Every time you fight an infection or respond to a vaccine, your immune system runs a miniature evolutionary competition. The cells that produce better antibodies win and multiply.

LongevityWatch editorsMay 3, 2026

When the body encounters a pathogen, B cells — a type of white blood cell — do more than simply produce antibodies. Inside structures called germinal centres, tiny oval nodes found in lymph nodes and the spleen, B cells undergo an accelerated evolutionary process. They mutate rapidly, and the variants that bind more tightly to the invading pathogen — or to a vaccine protein — are selectively amplified. The result is a progressive refinement of antibody quality, tuned precisely to the current threat.

This process, known as affinity maturation, is fundamental to a strong and lasting immune response.
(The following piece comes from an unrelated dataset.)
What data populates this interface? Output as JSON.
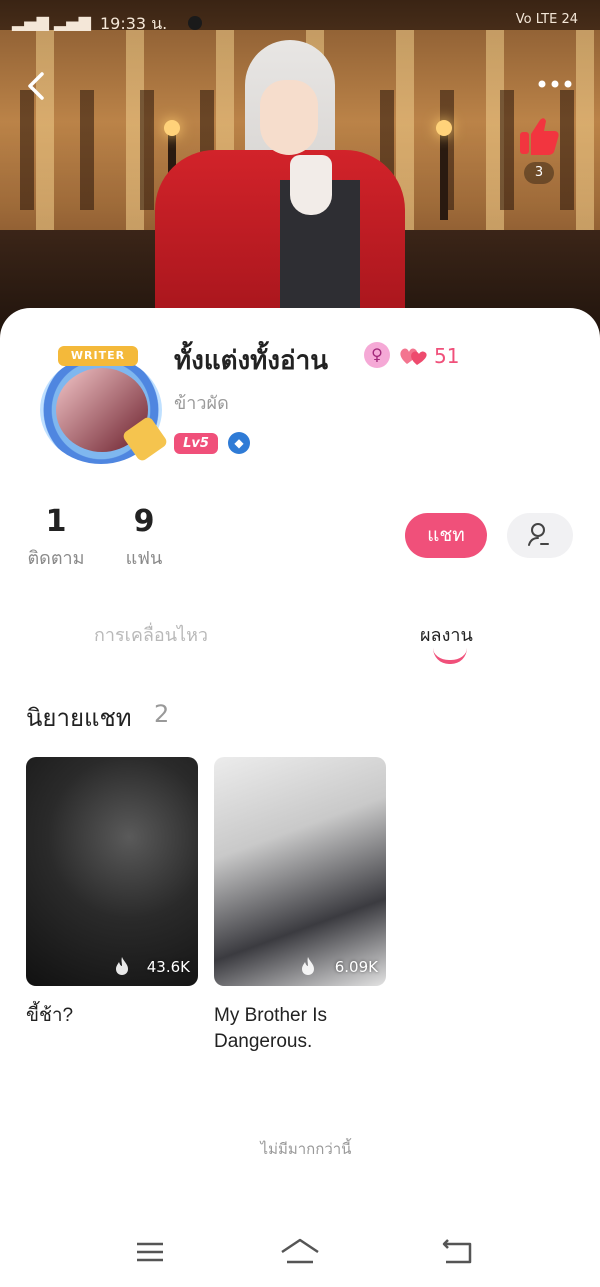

It is also why vaccines typically require multiple doses: each repeated exposure drives another round of selection and improvement. But the precise mathematics underlying this process — how much does stronger binding actually increase a B cell’s chances of producing more offspring? — remained unknown. Researchers refer to this relationship as the ‘affinity–fitness response function’, and until now, no one had been able to determine its shape.

Using simulation as a microscope

The research team developed an approach they call simulation-based deep learning. They built detailed computer models of germinal centres, ran those simulations under varying assumptions about the affinity–fitness relationship, and then trained a neural network to identify which simulated scenarios best matched real biological data from actual B cells. This allowed them to infer the unknown response function without having to measure it directly — a significant technical achievement.

The implications for vaccine design are direct. Knowing how strongly affinity-based selection operates inside germinal centres makes it possible to engineer vaccine antigens that drive this selection more efficiently, producing high-quality, long-lived antibody responses more reliably. This is particularly relevant for vaccines against rapidly mutating viruses like influenza or future SARS variants, where the demands on antibody quality are exceptionally high.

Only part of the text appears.